We view Powell’s Jackson Hole speech as reinforcing a data-dependent approach, rather than a firm commitment to sustained monetary easing, with the Fed prioritizing inflation risks from tariffs and immigration policies over immediate labor market concerns.
Investors should view this as a cautious stance, with the Fed likely to act only if employment weakens significantly, as evidenced by the 80% probability of a September rate cut following the speech.
The risk of stagflation, driven by tariff-induced price increases and slower labor force growth, is a red flag that could limit the Fed’s ability to cut rates aggressively, especially with inflation at 2.7% above the 2% target.
However, markets may still expect dovish support if growth softens further, particularly after the weak July jobs report, which showed only 73,000 jobs added.
This tension suggests a volatile macro environment, with the Fed’s next moves hinging on incoming data.

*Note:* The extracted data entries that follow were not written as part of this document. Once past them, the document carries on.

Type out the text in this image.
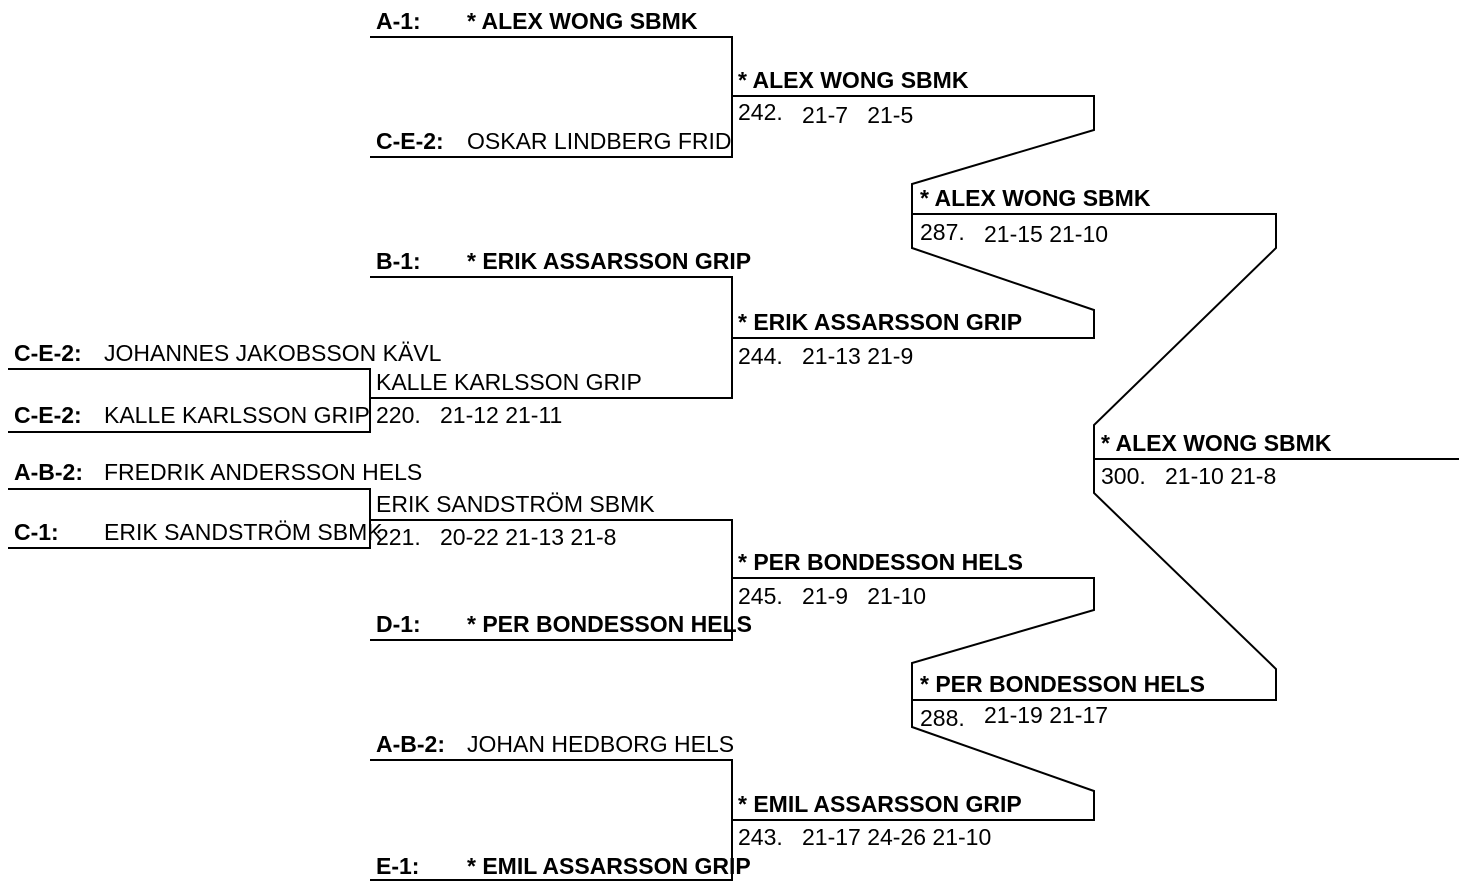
C-E-2: JOHANNES JAKOBSSON KÄVL
C-E-2: KALLE KARLSSON GRIP
A-B-2: FREDRIK ANDERSSON HELS
C-1: ERIK SANDSTRÖM SBMK
KALLE KARLSSON GRIP
220. 21-12 21-11
ERIK SANDSTRÖM SBMK
221. 20-22 21-13 21-8
A-1: * ALEX WONG SBMK
C-E-2: OSKAR LINDBERG FRID
B-1: * ERIK ASSARSSON GRIP
D-1: * PER BONDESSON HELS
A-B-2: JOHAN HEDBORG HELS
E-1: * EMIL ASSARSSON GRIP
* ALEX WONG SBMK
242. 21-7   21-5
* ERIK ASSARSSON GRIP
244. 21-13 21-9
* PER BONDESSON HELS
245. 21-9   21-10
* EMIL ASSARSSON GRIP
243. 21-17 24-26 21-10
* ALEX WONG SBMK
287. 21-15 21-10
* PER BONDESSON HELS
288. 21-19 21-17
* ALEX WONG SBMK
300. 21-10 21-8
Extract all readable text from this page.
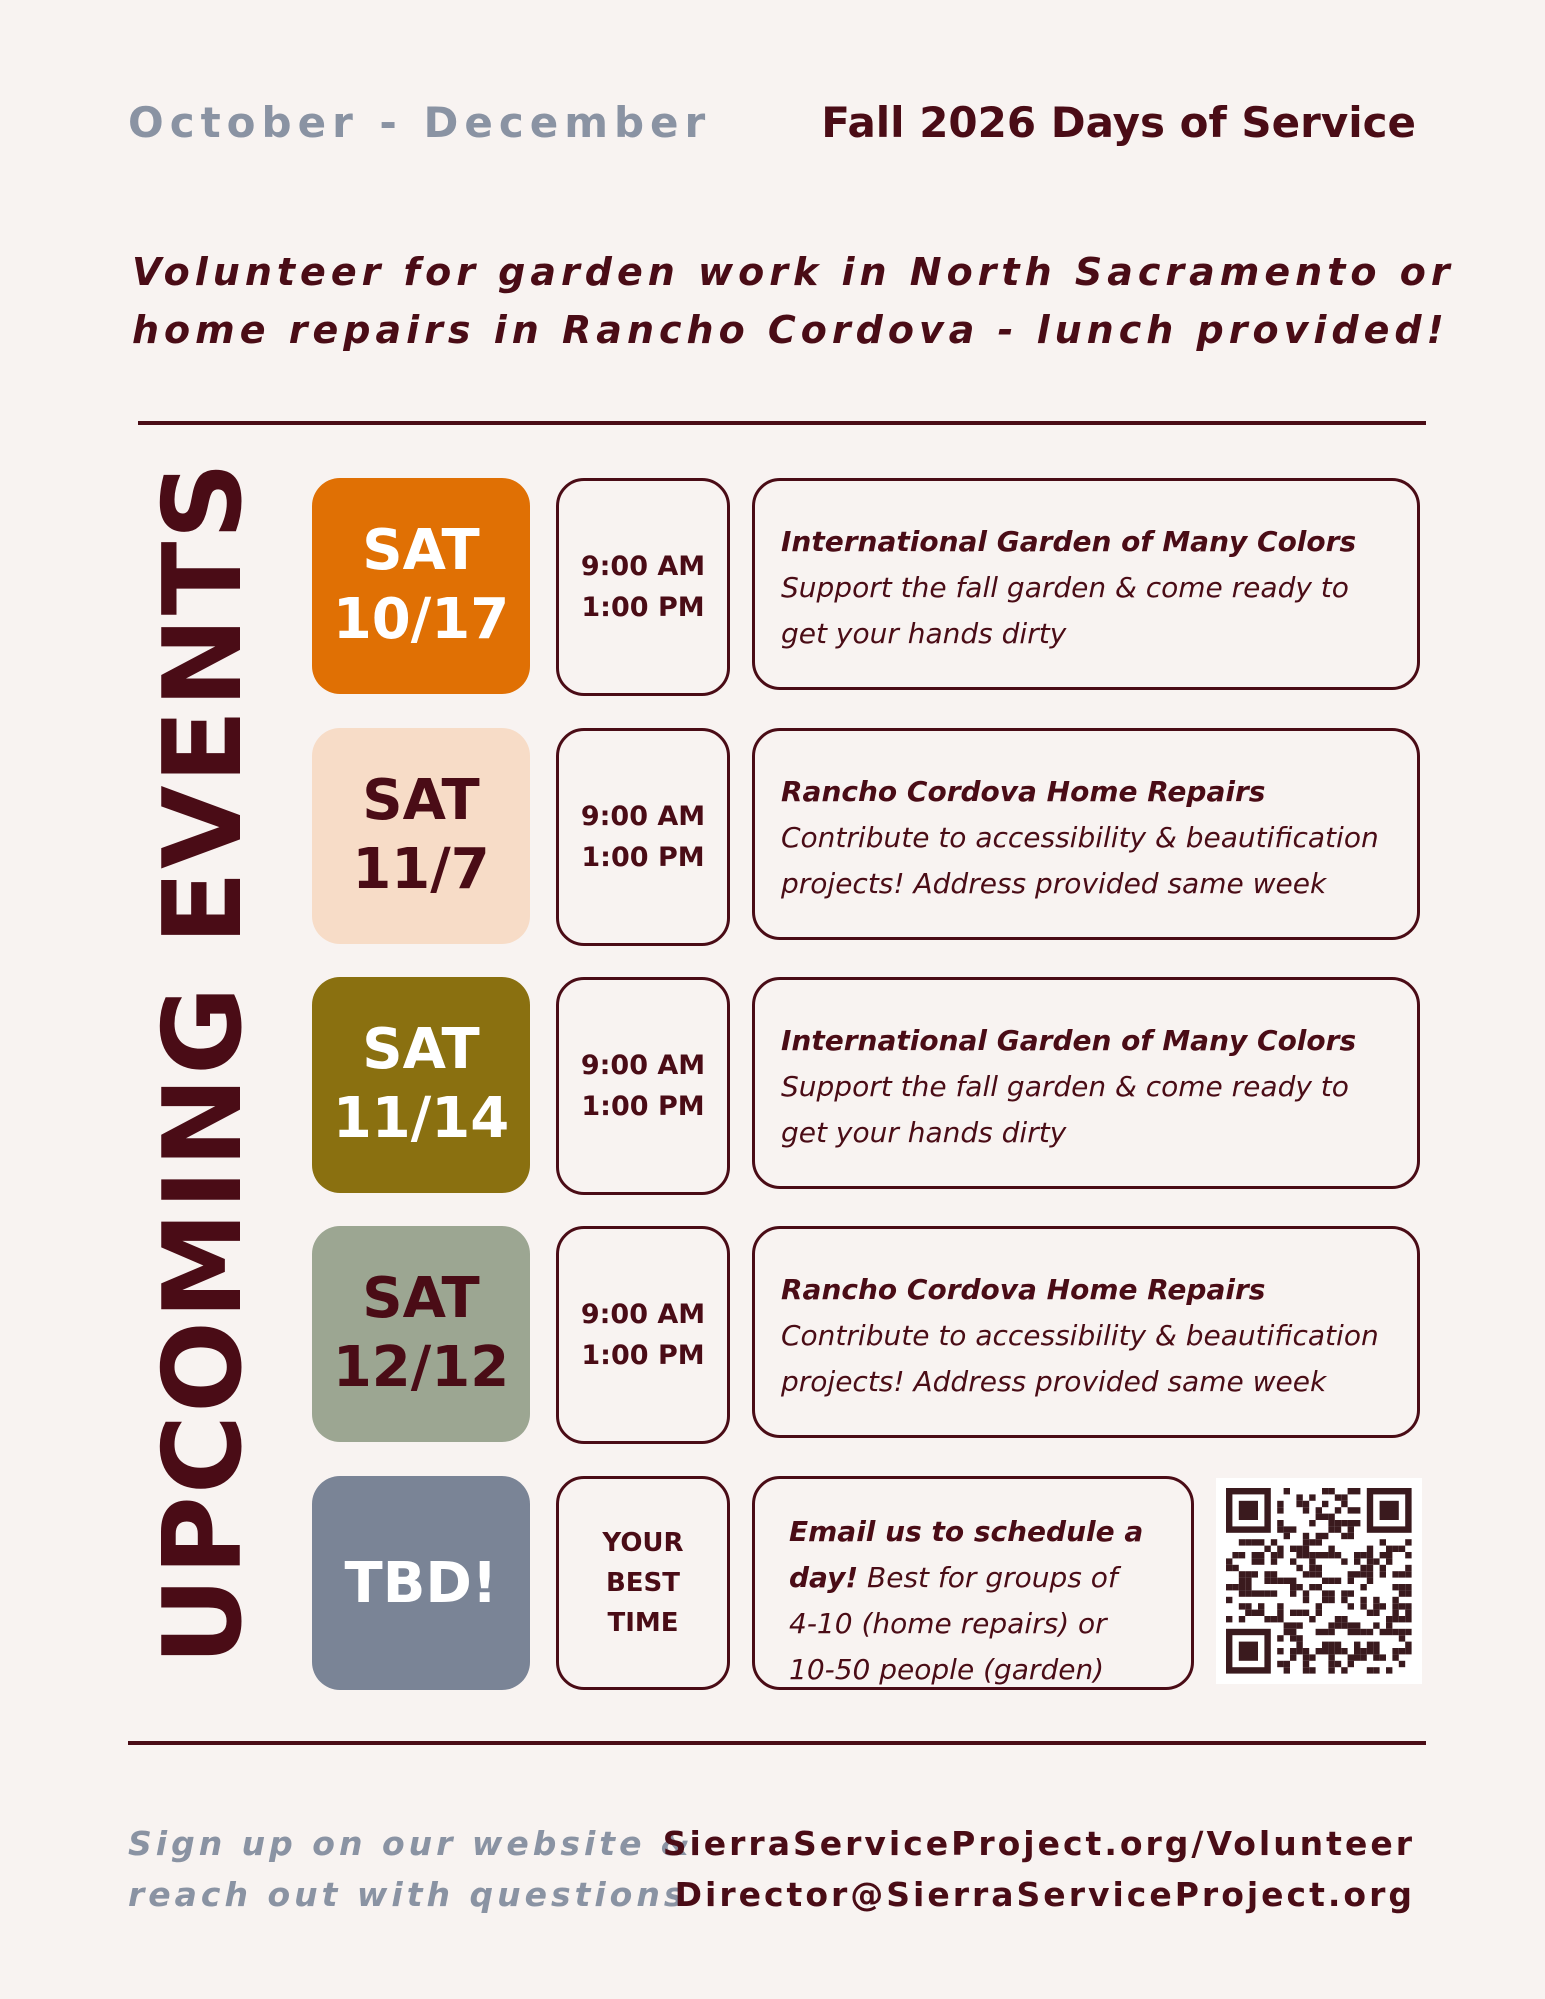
October - December	Fall 2026 Days of Service
Volunteer for garden work in North Sacramento or
home repairs in Rancho Cordova - lunch provided!
UPCOMING EVENTS SAT
10/17
9:00 AM
1:00 PM
International Garden of Many Colors
Support the fall garden & come ready to
get your hands dirty
SAT
11/7
9:00 AM
1:00 PM
Rancho Cordova Home Repairs
Contribute to accessibility & beautification
projects! Address provided same week
SAT
11/14
9:00 AM
1:00 PM
International Garden of Many Colors
Support the fall garden & come ready to
get your hands dirty
SAT
12/12
9:00 AM
1:00 PM
Rancho Cordova Home Repairs
Contribute to accessibility & beautification
projects! Address provided same week
TBD!
YOUR
BEST
TIME
Email us to schedule a
day! Best for groups of
4-10 (home repairs) or
10-50 people (garden)
Sign up on our website &
reach out with questions
SierraServiceProject.org/Volunteer
Director@SierraServiceProject.org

For Bitcoin and Ethereum, this uncertainty could drive short-term price swings, with Bitcoin potentially dropping to $110,000 and Ethereum to $4,000 if hawkish signals dominate due to persistent inflation.
Conversely, a dovish shift could push Bitcoin toward $140,000 and Ethereum to $6,000 in the coming weeks, driven by optimism over rate cuts.
Investors should adopt a tactical approach, utilizing dollar-cost averaging to mitigate crypto’s sensitivity to macroeconomic developments.